Desde a descoberta do vírus, ela nunca deixou de trabalhar, teve uma filha - que nasceu sem o vírus - e começou a cursar psicologia, curso no qual se formará neste ano.

"Levo uma vida normal, apesar de tomar medicamentos e ter algumas poucas complicações em razão do HIV. Nunca pensei que fosse viver tanto tempo. Costumo dizer que sou uma sobrevivente."

Entre 1980 e 1990, conforme o Ministério da Saúde, foram notificados 25.513 casos de Aids no Brasil, 80% deles em homens.

As pessoas que sobreviveram ao vírus nos anos 80 viram amigos e parentes morrerem em decorrência de Aids - doença desenvolvida quando o sistema imunológico é afetado pelo vírus HIV. Elas carregavam consigo a certeza de que teriam o mesmo destino em poucos meses. Hoje, 30 anos depois, se consideram vitoriosos por estarem vivos.

O infectologista Alexandre Naime Barbosa, membro do Comitê de HIV/Aids da Sociedade Brasileira de Infectologia, explica que muitos sobreviveram ao HIV em razão do modo como seus organismos reagiram ao vírus. "Todos nós somos programados, ao nascer, para termos respostas distintas, mais forte ou mais fracas, a diferentes doenças.
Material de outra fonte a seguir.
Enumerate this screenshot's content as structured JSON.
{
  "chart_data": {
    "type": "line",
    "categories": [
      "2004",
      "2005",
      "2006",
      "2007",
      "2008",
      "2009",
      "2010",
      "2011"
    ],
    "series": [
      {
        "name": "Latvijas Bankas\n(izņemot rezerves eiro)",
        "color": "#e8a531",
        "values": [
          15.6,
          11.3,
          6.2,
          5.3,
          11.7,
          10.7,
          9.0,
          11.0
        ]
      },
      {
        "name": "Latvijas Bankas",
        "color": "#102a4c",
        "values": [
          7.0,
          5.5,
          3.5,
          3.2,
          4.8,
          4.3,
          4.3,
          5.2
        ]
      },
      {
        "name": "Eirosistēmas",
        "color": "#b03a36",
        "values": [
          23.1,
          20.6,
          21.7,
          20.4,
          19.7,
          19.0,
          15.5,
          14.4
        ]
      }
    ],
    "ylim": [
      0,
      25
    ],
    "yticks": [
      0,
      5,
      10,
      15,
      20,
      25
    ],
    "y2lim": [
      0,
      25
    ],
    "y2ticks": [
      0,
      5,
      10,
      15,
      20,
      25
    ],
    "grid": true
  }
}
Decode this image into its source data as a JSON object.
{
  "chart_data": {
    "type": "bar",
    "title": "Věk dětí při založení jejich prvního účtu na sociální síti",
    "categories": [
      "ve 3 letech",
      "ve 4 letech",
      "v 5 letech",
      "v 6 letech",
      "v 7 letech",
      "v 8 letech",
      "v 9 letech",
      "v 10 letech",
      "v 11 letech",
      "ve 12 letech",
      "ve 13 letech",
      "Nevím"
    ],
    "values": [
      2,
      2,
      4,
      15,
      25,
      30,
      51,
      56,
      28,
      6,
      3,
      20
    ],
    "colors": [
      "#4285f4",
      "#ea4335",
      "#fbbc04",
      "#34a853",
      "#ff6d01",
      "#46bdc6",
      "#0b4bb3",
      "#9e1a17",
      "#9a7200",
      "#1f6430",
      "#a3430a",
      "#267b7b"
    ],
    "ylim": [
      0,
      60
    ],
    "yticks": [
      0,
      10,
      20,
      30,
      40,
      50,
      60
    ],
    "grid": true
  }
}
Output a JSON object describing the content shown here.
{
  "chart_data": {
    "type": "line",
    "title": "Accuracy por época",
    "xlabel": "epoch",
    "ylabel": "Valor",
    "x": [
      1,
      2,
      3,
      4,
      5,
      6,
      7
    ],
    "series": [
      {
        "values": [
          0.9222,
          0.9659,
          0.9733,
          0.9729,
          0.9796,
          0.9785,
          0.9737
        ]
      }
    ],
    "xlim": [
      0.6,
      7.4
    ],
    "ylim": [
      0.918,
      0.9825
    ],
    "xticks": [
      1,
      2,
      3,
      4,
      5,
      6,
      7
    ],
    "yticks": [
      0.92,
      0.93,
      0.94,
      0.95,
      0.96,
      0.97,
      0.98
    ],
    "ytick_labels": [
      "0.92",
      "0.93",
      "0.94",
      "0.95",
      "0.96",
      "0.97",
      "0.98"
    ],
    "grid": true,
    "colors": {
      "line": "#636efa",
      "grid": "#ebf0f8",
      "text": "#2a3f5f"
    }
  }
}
Há pessoas que se infectam pelo vírus, mas o próprio sistema imune consegue controlá-lo e por isso têm a quantidade de vírus muito baixa. Elas podem passar a vida toda sem descobrir que são portadoras do HIV. Isso explica porque muita gente se infectou na década de 80 e está bem até hoje."

"Porém, 90% das pessoas infectadas ficam doentes em um período de seis a oito anos, caso não se tratem. Há também aquelas que em menos de dois anos após adquirir o vírus já sofrem complicações", diz.

Apesar de terem sobrevivido e levarem uma vida normal, aqueles que convivem com o HIV há quase três décadas carregam consigo mazelas em decorrência do vírus e das décadas de tratamento. Muitos se assustam com a aparente tranquilidade com a qual gerações mais novas têm lidado com o tema.

"Certa vez, estava em um congresso e um médico falou que o HIV era igual à gripe. Mas não é verdade. A gripe é um probleminha, enquanto o HIV é um problemão, para a vida toda", relata o escritor Beto Volpe, que contraiu o vírus em 1989, aos 28 anos.

Os anos 80

O HIV foi descoberto em 1981, ano em que foram descritos os primeiros casos em humanos. Até o início dos anos 90, em razão das poucas opções de tratamento, as pessoas que eram infectadas pelo vírus costumavam ficar doentes com frequência. Com a fragilidade na saúde, as doenças oportunistas eram responsáveis por grande parte das mortes.